Uma questão basilar no raciocínio de Hansen está ligado às noções de autoria, novidade estética, plágio e originalldade que eram bem diferentes no período barroco.
"A poesia engenhosa do século XVII é um estilo, no sentido forte do termo, linguagem estereotipada de lugares-comuns retórico-poéticos anônimos e coletivizados como elementos do todo social objetivo repartidos em gêneros e subestilos. Evite-se o estereótipo: "estereotipada" significa aqui, nem mais nem menos, fortemente regrada por prescrições de produção e recepção, não o pejorativo do desgaste dos usos e redundância. Não é "inventiva" —no sentido rotineiro de "expressão esteticamente desviante"—, mas engenhosa, aguda e maravilhosa, no sentido das convenções sociais seiscentistas da discrição cortesã, do gosto vulgar, do engenho agudo e da fantasia poética. Ao poeta seiscentista nada é mais estranho que a originalidade expressiva, sendo a sua invenção antes uma arte combinatória de elementos coletivizados repostos numa forma aguda e nova que, propriamente, expressão de psicologia individual "original", representação realista-naturalista do "contexto", ruptura estética com a tradição etc."
Nada disso..
"Entre tais elementos, a obscenidade está prevista num sistema de tópicas, articulando-se retórica e politicamente nos poemas segundo gêneros, temas e destinatários específicos. Categorias como "pessimismo", "ressentimento", "plágio", "imoralidade", "realismo", "oposição nativista crítica", "antropofagia", "libertinagem", "revolução", que vêm sendo aplicadas por várias críticas desde o século XIX ao poemas ditos da autoria de Gregório de Mattos, podem ter algum valor metafórico de descrição de um efeito particular de sentido produzido pela recepção.
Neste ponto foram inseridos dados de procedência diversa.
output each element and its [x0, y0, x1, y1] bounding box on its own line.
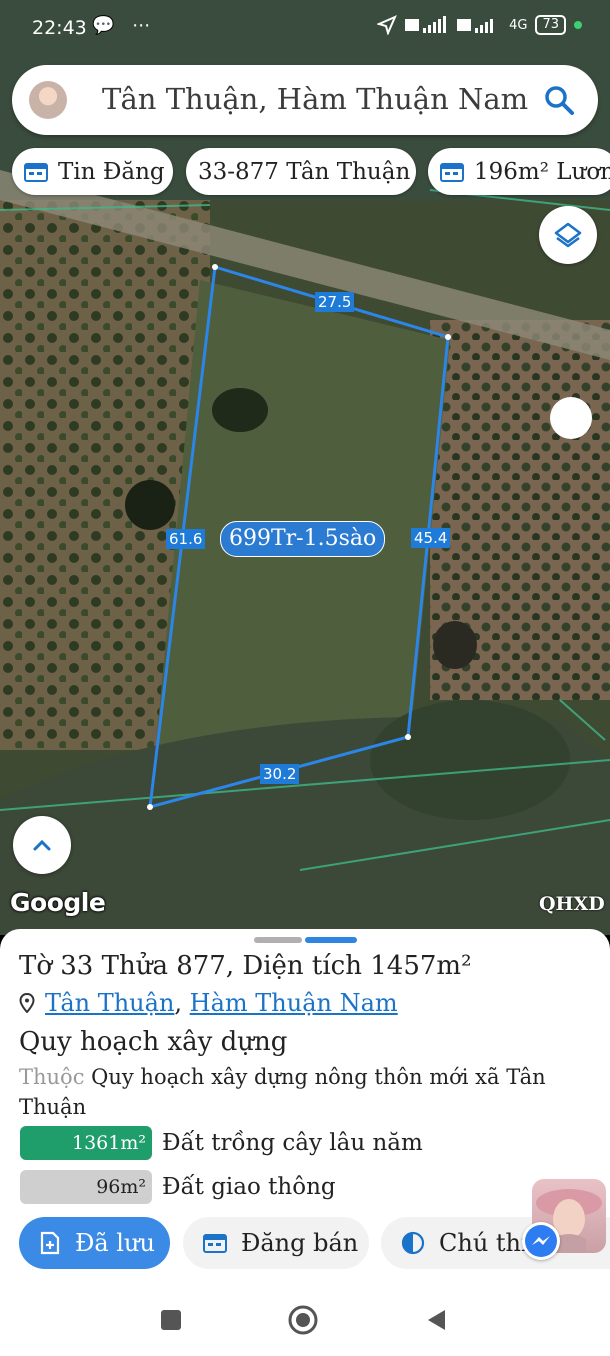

Não dão conta historicamente, contudo, do seu funcionamento como prática discursiva de uma época que, desde a obra de Heinrich Wölflflin, o século XX constitui neokantiana como "barroca"(...)". (opus cit. p. 33)
E assevera, mais adiante:
"Relacionando-se pragmática e estilo, pois, evidencia-se que "originalidade", nos dois significados principais do termo, "autoria" e "criação", é critério duplamente exterior à poesia do século XVII: nela, a figura individualizada do Autor, no sentido subjetivado do termo, não tem importância, rigorosamente falando, a não ser como elemento posterior ao poema, efetuado pela leitura".
Para o bom entendedor, tais palavras bastam. "Autoria" é um delírio romântico. Que é atualmente apropriado de forma abusiva pelos "direitos autorais" em leis patrimonialistas como a nossa, sem entender o sentido coletivo do termo no processo criativo do autor, ainda que estes expressem alguma originalidade. E plágio só é reconhecido, na atualidade, nos termos da cópia da forma em que o texto se apresenta e nunca na idéia que a alicerça. Vale dizer: plagiar as idéias, conforme a lei em vigor, é permitido, fazer "corte e cola" ipsis litteris é crime...
Nos tempos de Gregório de Mattos era diferente. Para entender todo o processo criativo do nosso Poeta, e sua real significação em seu sentido histórico, a obra de João Adolfo é recomendável e vem sendo adotada em cursos especializados. Até agora, é insuperável.
ARARIPE JUNIOR, T. A; Literattura Brazileira - Gregório de Mattos. Rio de Janeiro: Fauchon & Cia., 1894. 150 p.